Wrong. And though critics like Rotten Tomatoes have always been critical, other critics go easy on these films. So why are they instead going after female led films? I’m not trying to say that these films don’t warrant criticism, every film is worthy of criticism. However, the levels of disdain held for women within the action genre is appalling and not well hidden in the least.

Action films with female leads generally have to be over the top. Female directors and actresses have to work twice as hard as male directors and actors in the film industry because women are held to higher standards than men in Hollywood. The bar for men is, let’s say, just a couple feet off the ground; a man can sit comfortably on the bar set for them. Women need a ladder to even reach the bar critics and audiences set for women in the industry.

Take the all female remake of “Ghostbusters” for example. Though the film received a 74 percent on Rotten Tomatoes, people were damning the film before it was even released, right when the teaser trailer dropped in fact. Supposed men’s rights activists were furious about the cast of  “Mad Max: Fury Road” being comprised mainly of women. More recently, men have started fuming over the new “Ocean’s 8” film set to release in June this year.

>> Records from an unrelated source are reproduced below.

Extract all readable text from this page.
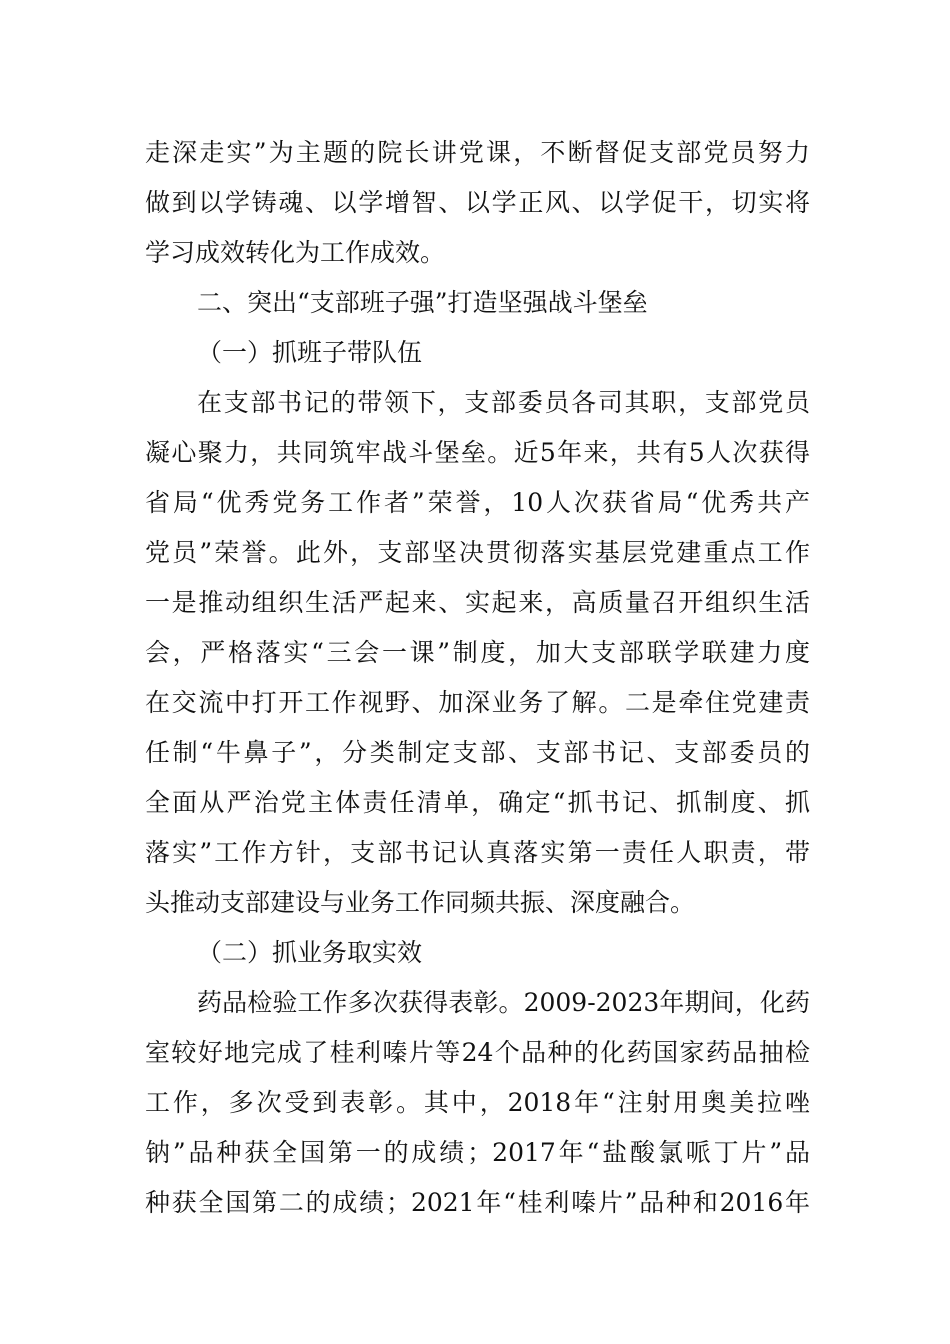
走深走实”为主题的院长讲党课，不断督促支部党员努力
做到以学铸魂、以学增智、以学正风、以学促干，切实将
学习成效转化为工作成效。
二、突出“支部班子强”打造坚强战斗堡垒
（一）抓班子带队伍
在支部书记的带领下，支部委员各司其职，支部党员
凝心聚力，共同筑牢战斗堡垒。近5年来，共有5人次获得
省局“优秀党务工作者”荣誉，10人次获省局“优秀共产
党员”荣誉。此外，支部坚决贯彻落实基层党建重点工作
一是推动组织生活严起来、实起来，高质量召开组织生活
会，严格落实“三会一课”制度，加大支部联学联建力度
在交流中打开工作视野、加深业务了解。二是牵住党建责
任制“牛鼻子”，分类制定支部、支部书记、支部委员的
全面从严治党主体责任清单，确定“抓书记、抓制度、抓
落实”工作方针，支部书记认真落实第一责任人职责，带
头推动支部建设与业务工作同频共振、深度融合。
（二）抓业务取实效
药品检验工作多次获得表彰。2009-2023年期间，化药
室较好地完成了桂利嗪片等24个品种的化药国家药品抽检
工作，多次受到表彰。其中，2018年“注射用奥美拉唑
钠”品种获全国第一的成绩；2017年“盐酸氯哌丁片”品
种获全国第二的成绩；2021年“桂利嗪片”品种和2016年
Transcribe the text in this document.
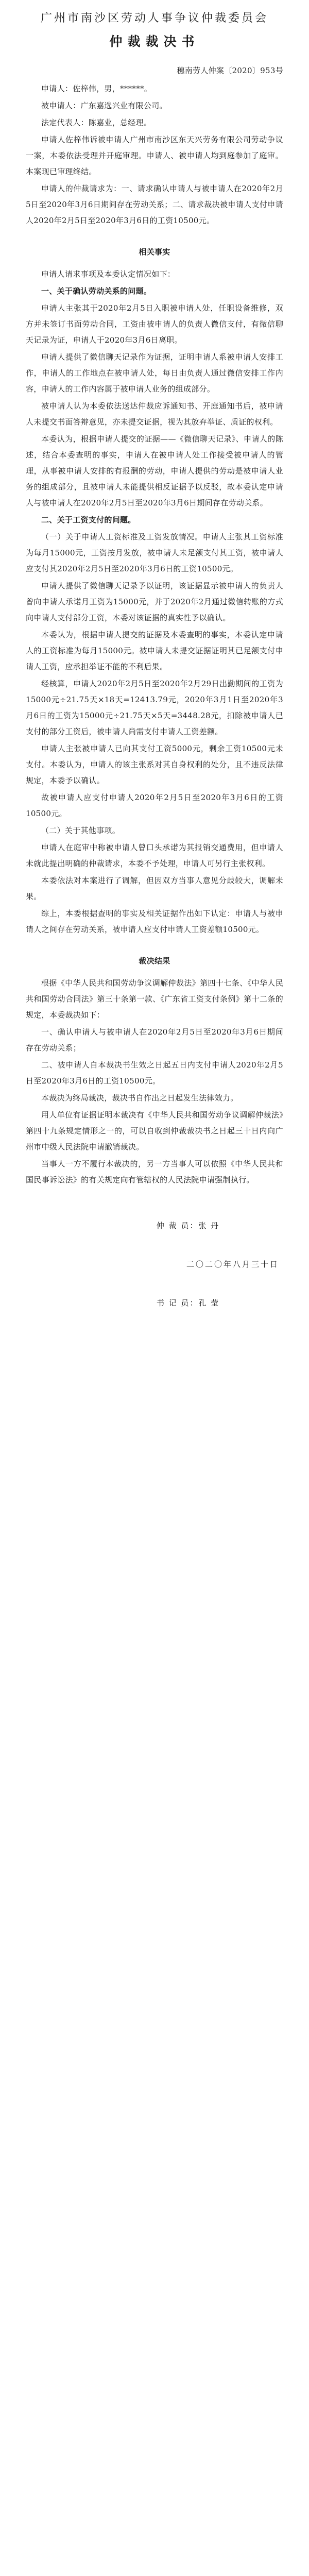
广州市南沙区劳动人事争议仲裁委员会
仲裁裁决书
穗南劳人仲案〔2020〕953号

申请人：佐梓伟，男，******。

被申请人：广东嘉选兴业有限公司。

法定代表人：陈嘉业，总经理。

申请人佐梓伟诉被申请人广州市南沙区东天兴劳务有限公司劳动争议一案，本委依法受理并开庭审理。申请人、被申请人均到庭参加了庭审。本案现已审理终结。

申请人的仲裁请求为：一、请求确认申请人与被申请人在2020年2月5日至2020年3月6日期间存在劳动关系；二、请求裁决被申请人支付申请人2020年2月5日至2020年3月6日的工资10500元。

相关事实

申请人请求事项及本委认定情况如下：

一、关于确认劳动关系的问题。

申请人主张其于2020年2月5日入职被申请人处，任职设备维修，双方并未签订书面劳动合同，工资由被申请人的负责人微信支付，有微信聊天记录为证，申请人于2020年3月6日离职。

申请人提供了微信聊天记录作为证据，证明申请人系被申请人安排工作，申请人的工作地点在被申请人处，每日由负责人通过微信安排工作内容，申请人的工作内容属于被申请人业务的组成部分。

被申请人认为本委依法送达仲裁应诉通知书、开庭通知书后，被申请人未提交书面答辩意见，亦未提交证据，视为其放弃举证、质证的权利。

本委认为，根据申请人提交的证据——《微信聊天记录》、申请人的陈述，结合本委查明的事实，申请人在被申请人处工作接受被申请人的管理，从事被申请人安排的有报酬的劳动，申请人提供的劳动是被申请人业务的组成部分，且被申请人未能提供相反证据予以反驳，故本委认定申请人与被申请人在2020年2月5日至2020年3月6日期间存在劳动关系。

二、关于工资支付的问题。

（一）关于申请人工资标准及工资发放情况。申请人主张其工资标准为每月15000元，工资按月发放，被申请人未足额支付其工资，被申请人应支付其2020年2月5日至2020年3月6日的工资10500元。

申请人提供了微信聊天记录予以证明，该证据显示被申请人的负责人曾向申请人承诺月工资为15000元，并于2020年2月通过微信转账的方式向申请人支付部分工资，本委对该证据的真实性予以确认。

本委认为，根据申请人提交的证据及本委查明的事实，本委认定申请人的工资标准为每月15000元。被申请人未提交证据证明其已足额支付申请人工资，应承担举证不能的不利后果。

经核算，申请人2020年2月5日至2020年2月29日出勤期间的工资为15000元÷21.75天×18天=12413.79元，2020年3月1日至2020年3月6日的工资为15000元÷21.75天×5天=3448.28元，扣除被申请人已支付的部分工资后，被申请人尚需支付申请人工资差额。

申请人主张被申请人已向其支付工资5000元，剩余工资10500元未支付。本委认为，申请人的该主张系对其自身权利的处分，且不违反法律规定，本委予以确认。

故被申请人应支付申请人2020年2月5日至2020年3月6日的工资10500元。

（二）关于其他事项。

申请人在庭审中称被申请人曾口头承诺为其报销交通费用，但申请人未就此提出明确的仲裁请求，本委不予处理，申请人可另行主张权利。

本委依法对本案进行了调解，但因双方当事人意见分歧较大，调解未果。

综上，本委根据查明的事实及相关证据作出如下认定：申请人与被申请人之间存在劳动关系，被申请人应支付申请人工资差额10500元。

裁决结果

根据《中华人民共和国劳动争议调解仲裁法》第四十七条、《中华人民共和国劳动合同法》第三十条第一款、《广东省工资支付条例》第十二条的规定，本委裁决如下：

一、确认申请人与被申请人在2020年2月5日至2020年3月6日期间存在劳动关系；

二、被申请人自本裁决书生效之日起五日内支付申请人2020年2月5日至2020年3月6日的工资10500元。

本裁决为终局裁决，裁决书自作出之日起发生法律效力。

用人单位有证据证明本裁决有《中华人民共和国劳动争议调解仲裁法》第四十九条规定情形之一的，可以自收到仲裁裁决书之日起三十日内向广州市中级人民法院申请撤销裁决。

当事人一方不履行本裁决的，另一方当事人可以依照《中华人民共和国民事诉讼法》的有关规定向有管辖权的人民法院申请强制执行。

仲 裁 员：张 丹
二〇二〇年八月三十日
书 记 员：孔 莹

Now we can sit here all day and wonder why people are so critical of women in action films, or in Hollywood in general, but we all know the answer: it’s misogyny. It’s people awarding men for mediocre work and tearing women down for work that is both equally as bad or ten times better.

Again, all this isn’t to say that “Tomb Raider” is free of criticism; there are a lot of rough, even terrible, parts of the film. Still, we as an audience need to acknowledge the disparity in criticism between female led action films and male led action films.